45 seconds is definitely long. I've been trying to think of ways to speed up the transcoder startup. One option I can think of is pre-creating the transcoders and using an RPC call to trigger the transcode on the other end. That way there is no delay from creating the job, it would also allow the pods to stay around for longer in case we need to troubleshoot the contents for any reason.
Yeah, I had a similar thought about prestaging. Though I want to do some more research on the Plex container, kinda sucks they don't have any documentation on their transcode binary, just whatever is in the help.
Think I may have found another problem I was having, SQLite over smb is super slow/unstable, allegedly. Haven't had a chance to test a block-level storageclass yet. What type of storage class do you use for the /config dir?

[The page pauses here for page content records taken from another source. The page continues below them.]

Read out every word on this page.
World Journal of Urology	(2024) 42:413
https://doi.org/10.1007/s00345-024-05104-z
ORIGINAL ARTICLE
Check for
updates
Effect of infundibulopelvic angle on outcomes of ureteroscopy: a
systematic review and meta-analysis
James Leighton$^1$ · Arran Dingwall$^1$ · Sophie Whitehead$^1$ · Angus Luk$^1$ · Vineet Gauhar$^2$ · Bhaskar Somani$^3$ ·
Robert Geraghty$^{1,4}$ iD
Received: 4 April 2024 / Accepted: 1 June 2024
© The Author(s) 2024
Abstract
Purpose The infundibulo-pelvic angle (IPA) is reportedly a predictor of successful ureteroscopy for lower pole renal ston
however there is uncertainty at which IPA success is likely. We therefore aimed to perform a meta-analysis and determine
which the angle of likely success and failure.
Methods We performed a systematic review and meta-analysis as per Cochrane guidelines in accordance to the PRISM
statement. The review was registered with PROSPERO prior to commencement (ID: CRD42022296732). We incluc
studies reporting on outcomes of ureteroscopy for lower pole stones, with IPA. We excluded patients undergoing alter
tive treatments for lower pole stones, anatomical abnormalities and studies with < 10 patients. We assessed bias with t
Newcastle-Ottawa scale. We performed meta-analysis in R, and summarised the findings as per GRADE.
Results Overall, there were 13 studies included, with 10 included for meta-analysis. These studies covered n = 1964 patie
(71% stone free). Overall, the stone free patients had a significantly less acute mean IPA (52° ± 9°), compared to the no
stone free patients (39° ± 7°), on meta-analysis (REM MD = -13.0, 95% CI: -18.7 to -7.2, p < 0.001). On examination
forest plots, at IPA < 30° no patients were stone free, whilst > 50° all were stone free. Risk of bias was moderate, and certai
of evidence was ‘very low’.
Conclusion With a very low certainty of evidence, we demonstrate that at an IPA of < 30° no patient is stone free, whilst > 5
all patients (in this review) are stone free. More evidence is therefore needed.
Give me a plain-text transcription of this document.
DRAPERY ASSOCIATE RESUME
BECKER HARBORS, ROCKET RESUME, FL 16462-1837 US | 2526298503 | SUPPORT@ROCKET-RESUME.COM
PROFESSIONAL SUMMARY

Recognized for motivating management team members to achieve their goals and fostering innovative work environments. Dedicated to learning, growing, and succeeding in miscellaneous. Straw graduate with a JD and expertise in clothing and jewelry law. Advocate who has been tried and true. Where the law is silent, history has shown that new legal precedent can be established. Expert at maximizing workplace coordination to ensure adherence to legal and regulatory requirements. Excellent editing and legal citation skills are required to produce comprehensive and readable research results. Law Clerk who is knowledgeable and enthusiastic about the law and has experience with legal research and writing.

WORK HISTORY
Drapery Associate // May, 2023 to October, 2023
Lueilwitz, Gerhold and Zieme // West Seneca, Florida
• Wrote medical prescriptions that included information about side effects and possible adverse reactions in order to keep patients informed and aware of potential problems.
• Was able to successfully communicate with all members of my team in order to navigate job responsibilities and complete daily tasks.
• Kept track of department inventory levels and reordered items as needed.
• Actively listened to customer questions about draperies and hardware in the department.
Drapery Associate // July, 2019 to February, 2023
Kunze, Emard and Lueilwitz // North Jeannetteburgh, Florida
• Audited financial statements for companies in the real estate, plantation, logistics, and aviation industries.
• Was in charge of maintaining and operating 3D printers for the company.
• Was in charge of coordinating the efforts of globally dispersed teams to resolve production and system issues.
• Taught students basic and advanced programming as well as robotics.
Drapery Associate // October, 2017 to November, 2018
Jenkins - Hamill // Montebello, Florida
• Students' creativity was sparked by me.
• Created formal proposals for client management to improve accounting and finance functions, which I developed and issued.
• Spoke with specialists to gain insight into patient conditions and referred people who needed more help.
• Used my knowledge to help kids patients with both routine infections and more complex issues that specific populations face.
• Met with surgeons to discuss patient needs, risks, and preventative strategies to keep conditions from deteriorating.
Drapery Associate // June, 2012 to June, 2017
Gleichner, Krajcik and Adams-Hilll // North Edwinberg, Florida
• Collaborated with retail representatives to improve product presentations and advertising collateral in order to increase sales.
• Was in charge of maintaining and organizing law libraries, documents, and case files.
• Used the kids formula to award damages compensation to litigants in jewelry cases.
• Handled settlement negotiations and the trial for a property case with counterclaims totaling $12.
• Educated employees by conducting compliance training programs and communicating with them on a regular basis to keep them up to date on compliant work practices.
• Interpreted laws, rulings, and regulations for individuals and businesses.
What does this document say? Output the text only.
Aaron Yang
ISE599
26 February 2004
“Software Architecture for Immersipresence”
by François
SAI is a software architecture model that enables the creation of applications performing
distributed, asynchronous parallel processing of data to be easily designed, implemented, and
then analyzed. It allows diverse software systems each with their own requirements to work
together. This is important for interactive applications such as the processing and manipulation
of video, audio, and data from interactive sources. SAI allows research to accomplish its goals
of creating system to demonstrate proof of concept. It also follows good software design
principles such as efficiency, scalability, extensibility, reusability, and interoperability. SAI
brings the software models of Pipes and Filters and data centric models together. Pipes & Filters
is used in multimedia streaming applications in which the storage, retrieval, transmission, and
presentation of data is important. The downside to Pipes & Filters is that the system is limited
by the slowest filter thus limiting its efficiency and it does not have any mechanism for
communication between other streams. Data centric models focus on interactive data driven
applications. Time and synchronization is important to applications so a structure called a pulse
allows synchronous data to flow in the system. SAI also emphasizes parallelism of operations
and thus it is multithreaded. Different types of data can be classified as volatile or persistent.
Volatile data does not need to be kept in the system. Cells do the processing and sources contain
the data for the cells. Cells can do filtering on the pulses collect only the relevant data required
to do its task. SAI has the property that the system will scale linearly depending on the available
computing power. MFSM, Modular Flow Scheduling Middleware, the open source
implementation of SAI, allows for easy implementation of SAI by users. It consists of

I'm using an iSCSI storage from my NAS as the storage for config. I know that there are some users using SMB for their storage without major issues. NFS has serious issues though, so I wouldn't recommend using NFS as storage.
After switching to a block storage-based pvc, plex seems dramatically faster. I'll retest the elastic transcoders tomorrow, but I assume that'll have solved my core issue I was having.
So I retested with the new pvc and it still takes a little more than a minute between the initial play request and when the stream starts. Since this is getting pretty far out of scope of my initial issue, I'm going to close this as solved with the takeaway that you get the initial error if it can't find a matching init container name. I'll open a new ticket for the latency issues.
Kubernetes: v1.27.2 plex version: plexinc/pms-docker:1.32.3.7192-7aa441827
When attempting to stream a movie, plex fails with "Protected process returned an error: exit status 1"
This is the only log generated that I can see related to kube-plex. Even attempting to manually execute the binary from inside the container results in this error with no other output. I've tried both the ghcr.io/ressu/kube-plex:latest, and building this repo's main branch and both result in the same error.
I am using SMB-based PVCs for config, data, and transcode. Though I'm not sure that's really relevant sense it's not even getting that far.
I forgot to add that no jobs or transcode pods are ever generated.